Dr. Ali Mozaffarian. A native Persian from Shiraz and medical doctor who converted to orthodox Islam (Sunnism) and built the first Sunni Mosque of Shiraz (after the Safavids destroyed every single Sunni Mosque) by converting his house into a Mosque when the authorities refused to give him the permission to buy land and build a Sunni Mosque from scratch for the Sunni community of Shiraz (which is the largest minority of Shiraz, yet to this day they have only a single Mosque run and administrated by their own community!)
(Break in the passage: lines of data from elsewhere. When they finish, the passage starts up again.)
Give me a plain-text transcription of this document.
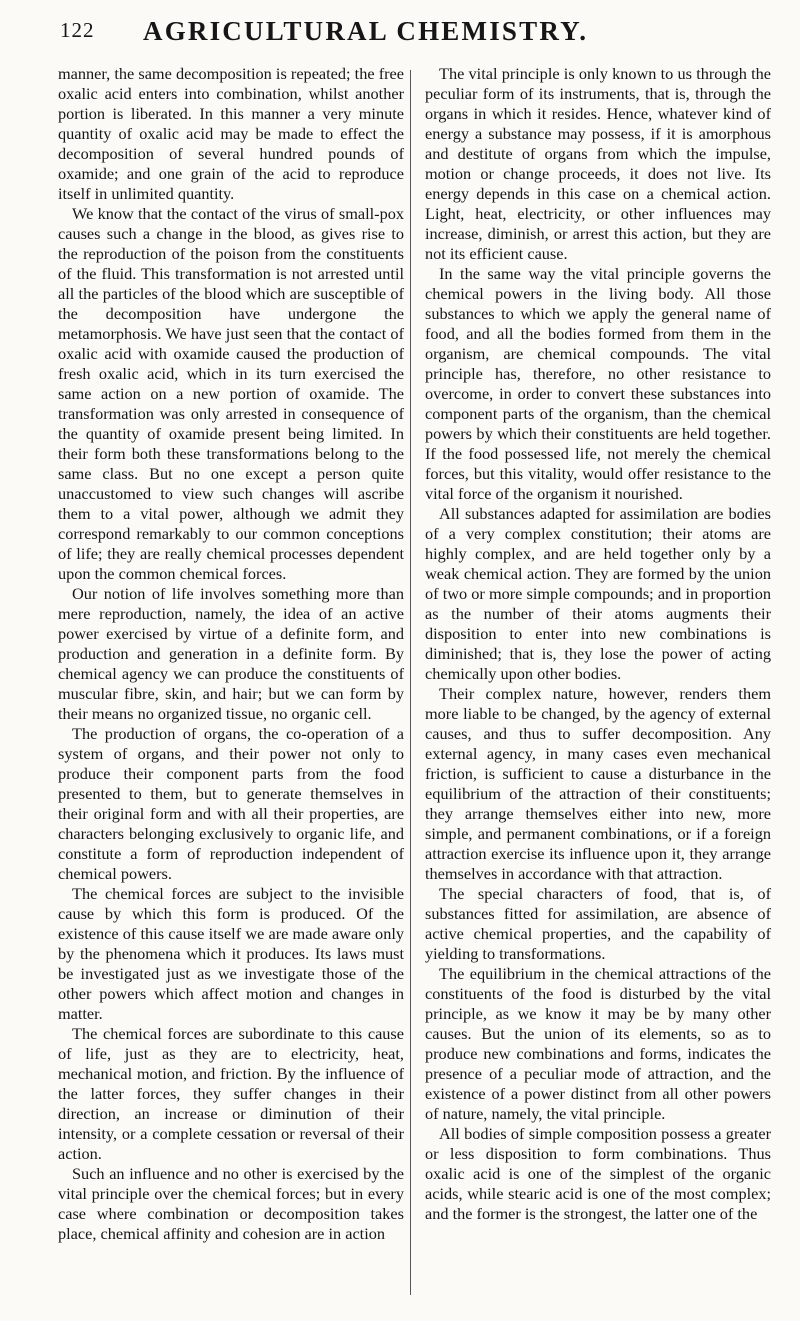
122 AGRICULTURAL CHEMISTRY.

manner, the same decomposition is repeated; the free oxalic acid enters into combination, whilst another portion is liberated. In this manner a very minute quantity of oxalic acid may be made to effect the decomposition of several hundred pounds of oxamide; and one grain of the acid to reproduce itself in unlimited quantity.

We know that the contact of the virus of small-pox causes such a change in the blood, as gives rise to the reproduction of the poison from the constituents of the fluid. This transformation is not arrested until all the particles of the blood which are susceptible of the decomposition have undergone the metamorphosis. We have just seen that the contact of oxalic acid with oxamide caused the production of fresh oxalic acid, which in its turn exercised the same action on a new portion of oxamide. The transformation was only arrested in consequence of the quantity of oxamide present being limited. In their form both these transformations belong to the same class. But no one except a person quite unaccustomed to view such changes will ascribe them to a vital power, although we admit they correspond remarkably to our common conceptions of life; they are really chemical processes dependent upon the common chemical forces.

Our notion of life involves something more than mere reproduction, namely, the idea of an active power exercised by virtue of a definite form, and production and generation in a definite form. By chemical agency we can produce the constituents of muscular fibre, skin, and hair; but we can form by their means no organized tissue, no organic cell.

The production of organs, the co-operation of a system of organs, and their power not only to produce their component parts from the food presented to them, but to generate themselves in their original form and with all their properties, are characters belonging exclusively to organic life, and constitute a form of reproduction independent of chemical powers.

The chemical forces are subject to the invisible cause by which this form is produced. Of the existence of this cause itself we are made aware only by the phenomena which it produces. Its laws must be investigated just as we investigate those of the other powers which affect motion and changes in matter.

The chemical forces are subordinate to this cause of life, just as they are to electricity, heat, mechanical motion, and friction. By the influence of the latter forces, they suffer changes in their direction, an increase or diminution of their intensity, or a complete cessation or reversal of their action.

Such an influence and no other is exercised by the vital principle over the chemical forces; but in every case where combination or decomposition takes place, chemical affinity and cohesion are in action

The vital principle is only known to us through the peculiar form of its instruments, that is, through the organs in which it resides. Hence, whatever kind of energy a substance may possess, if it is amorphous and destitute of organs from which the impulse, motion or change proceeds, it does not live. Its energy depends in this case on a chemical action. Light, heat, electricity, or other influences may increase, diminish, or arrest this action, but they are not its efficient cause.

In the same way the vital principle governs the chemical powers in the living body. All those substances to which we apply the general name of food, and all the bodies formed from them in the organism, are chemical compounds. The vital principle has, therefore, no other resistance to overcome, in order to convert these substances into component parts of the organism, than the chemical powers by which their constituents are held together. If the food possessed life, not merely the chemical forces, but this vitality, would offer resistance to the vital force of the organism it nourished.

All substances adapted for assimilation are bodies of a very complex constitution; their atoms are highly complex, and are held together only by a weak chemical action. They are formed by the union of two or more simple compounds; and in proportion as the number of their atoms augments their disposition to enter into new combinations is diminished; that is, they lose the power of acting chemically upon other bodies.

Their complex nature, however, renders them more liable to be changed, by the agency of external causes, and thus to suffer decomposition. Any external agency, in many cases even mechanical friction, is sufficient to cause a disturbance in the equilibrium of the attraction of their constituents; they arrange themselves either into new, more simple, and permanent combinations, or if a foreign attraction exercise its influence upon it, they arrange themselves in accordance with that attraction.

The special characters of food, that is, of substances fitted for assimilation, are absence of active chemical properties, and the capability of yielding to transformations.

The equilibrium in the chemical attractions of the constituents of the food is disturbed by the vital principle, as we know it may be by many other causes. But the union of its elements, so as to produce new combinations and forms, indicates the presence of a peculiar mode of attraction, and the existence of a power distinct from all other powers of nature, namely, the vital principle.

All bodies of simple composition possess a greater or less disposition to form combinations. Thus oxalic acid is one of the simplest of the organic acids, while stearic acid is one of the most complex; and the former is the strongest, the latter one of the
Shaikh Mohammad Ziaie was arrested in 1981. During the period of his detention in 1981, he was reportedly tortured for several weeks. Although he was released later, he continued to be harassed. This harassment reportedly increased after the execution of Dr Ali Mozaffarian (the Shirazi convert to Sunnism) in 1992. Mohammad Ziaie had to travel to Tehran once a month for interrogation. He was reportedly summoned for interrogation at the Security Headquarters in Laar, in Fars province, on July 15, 1994. During his last interrogation he was reportedly promised that he could open the Sunni Mosque in Shiraz, which had been closed for some time, and that there would be no need for further interrogations. Shaikh Ziaie was even cirticised by other Sunni leaders of Iran for being not to outspoken enough against the Iranian regime and its crimes against the Sunni population, so you can imagine how difficult it was for the Iranian regime to portray a person like him as a trouble maker in order to get rid of him. Eventually, Shaikh Ziaie had been arrested allegedly for giving an interview to a Kuwaiti magazine in which he highlighted the plight of Sunni Muslims in Iran and condemned the execution of Iranian opposition activists.

Shaikh Ziaie, also called ‘the father of the south’ and the Sunni community of the Hormozgan province in the city of Bandar Abbas
Shaikh Ziaie was sentenced to death in 1981 and later released. On July 20, 1994, five days after he had been summoned for interrogation in Laar, his mutilated body was found in a valley around the Shah-Mossallam area, some 200 kilometers from Laar. His body was reportedly beheaded, and one arm and one leg had been amputated. Security officials in Laar reportedly attributed his death to a car accident. “However, this account differs from eye-witness reports which suggest that his mutilated body was found separately from the car, which did not bear signs consistent with the alleged accident.”
May Allah protect the Sunnis of Iran, Arabs, Persians, Turks, Kurds and all other ethnicities from the Safavids of our age.